Borderline during pregnancy | Borderline syndrome

Borderline during pregnancy

Women who suffer from borderline disease can in principle become pregnant in the same way as other women. However, especially during pregnancy, psychological/psychiatric treatment is extremely important for women with borderline disease in order to avoid possible harm to the unborn child. Especially the tendency to substance abuse, for example the use of drugs or the consumption of alcohol, can be a great danger for the unborn child.

During and also shortly after pregnancy, there are significant hormonal fluctuations which can often lead to mood swings and emotional outbursts even in healthy women. Patients with borderline disease tend to have strong and unstable feelings even in the non-pregnant state, so that these feelings can increase significantly during and shortly after pregnancy. This is another reason why regular care is necessary in this phase.

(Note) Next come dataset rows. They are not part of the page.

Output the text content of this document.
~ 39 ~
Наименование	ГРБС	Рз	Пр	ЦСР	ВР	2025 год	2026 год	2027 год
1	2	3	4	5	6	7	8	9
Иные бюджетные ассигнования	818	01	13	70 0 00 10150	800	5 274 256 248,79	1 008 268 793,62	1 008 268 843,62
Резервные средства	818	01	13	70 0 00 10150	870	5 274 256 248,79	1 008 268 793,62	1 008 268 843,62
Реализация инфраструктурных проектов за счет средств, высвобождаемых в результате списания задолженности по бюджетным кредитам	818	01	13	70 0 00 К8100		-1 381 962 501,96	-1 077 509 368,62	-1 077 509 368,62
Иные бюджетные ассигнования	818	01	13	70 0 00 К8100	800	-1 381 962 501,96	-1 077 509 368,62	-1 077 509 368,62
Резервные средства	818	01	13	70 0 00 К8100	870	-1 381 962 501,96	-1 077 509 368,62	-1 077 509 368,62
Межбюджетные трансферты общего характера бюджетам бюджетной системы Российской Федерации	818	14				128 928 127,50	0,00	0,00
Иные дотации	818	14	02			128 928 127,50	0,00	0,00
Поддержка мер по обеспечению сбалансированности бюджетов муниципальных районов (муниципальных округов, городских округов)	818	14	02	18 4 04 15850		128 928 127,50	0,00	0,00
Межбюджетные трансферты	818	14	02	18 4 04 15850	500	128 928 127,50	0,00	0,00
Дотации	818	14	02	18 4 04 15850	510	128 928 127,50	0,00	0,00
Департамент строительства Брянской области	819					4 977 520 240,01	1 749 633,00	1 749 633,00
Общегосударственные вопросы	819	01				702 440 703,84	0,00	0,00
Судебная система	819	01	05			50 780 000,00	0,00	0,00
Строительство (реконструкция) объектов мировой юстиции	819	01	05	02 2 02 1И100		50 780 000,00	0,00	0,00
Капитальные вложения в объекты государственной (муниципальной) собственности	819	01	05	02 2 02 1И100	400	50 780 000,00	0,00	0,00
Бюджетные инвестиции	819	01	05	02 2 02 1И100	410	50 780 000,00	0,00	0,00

It is also necessary to discuss with the treating physician to what extent a pregnancy is possible under drug therapy, as some psychiatric drugs should not be taken during pregnancy as they can harm the unborn child. However, discontinuing the medication can lead to an increase in the symptoms that can occur with borderline disease. Therefore, it is very important for women who are affected to talk to their doctor in detail before a planned pregnancy.

Borderline and relatives

In principle, dealing with borderline victims can be very stressful. Relatives are often unsettled because they are unable to classify the impulsive outbursts of the sufferer and have to know how to deal with strong emotions. There are often abrupt changes in mood and associated changes in the behaviour of those affected, which are difficult or impossible for relatives to understand.

In most cases, relatives of a borderline sufferer are much more relative in order to balance out the intense moods and thus ensure a constant state of calm. It is important, however, that out of concern for the affected person, no co-dependence develops in which one neglects one’s own needs in order to take care of the borderliner and make him or her happy at one’s own expense. Some tips can be very helpful for relatives to keep in mind:

  • Recognize and respect your own limits.

Even if it may feel selfish at times, you don’t have to be there for the person concerned 24 hours a day, but you should certainly put your own needs first. – Also negative thoughts and feelings are quite natural and should be allowed. – Do not try to understand the impulsive behaviour and mood changes of the other person.

If you are not affected by borderline yourself, you will not be able to understand how the disease feels, even if you are a relative. – Do not force the affected person to do anything or stigmatize him or her because of the disease. The desire for professional help, such as a psychologist, must come from the affected person himself and cannot be forced upon him.

  • Have a lot of patience. The disease can be treated, but it will never be completely cured and will play a role in the life of both the patient and the relatives for a lifetime. As the relatives of a borderline patient, it is often difficult to accept the emotional fluctuations and the inability to enter into adequate relationships, to accept them and to recognise them as an independent disease.

It is particularly important that the relatives of a borderline patient seek help for themselves and exchange information with other relatives in self-help groups or internet forums. This helps enormously to reduce their own pressure and fear. It is also very important not to feel guilty or think that you have failed yourself.

Furthermore, as a relative of a borderline patient, you should try to convince the patient to see a psychiatrist and a psychologist, because as a relative you alone cannot cope with the situation and especially with the illness of the patient. Here it can also be helpful to have a relatives-patient-conversation with the help of the psychotherapist in order to better understand the borderline patient and also to know how much one can do as a relative and where a limit has to be set. In many borderline patients, in addition to emotional outbursts, self-harm often occurs.

Here it is important to drive the patient to the emergency room of a hospital and have him or her treated there. Under no circumstances should the relative react hysterically or panic. Even if it is very difficult, it is still important to try to act as rationally as possible without forgetting the necessary medical measures. Even if it is difficult as a relative of a borderline patient, it is still important to try to act rationally and with a cool head even when the patient is suffering from anger attacks.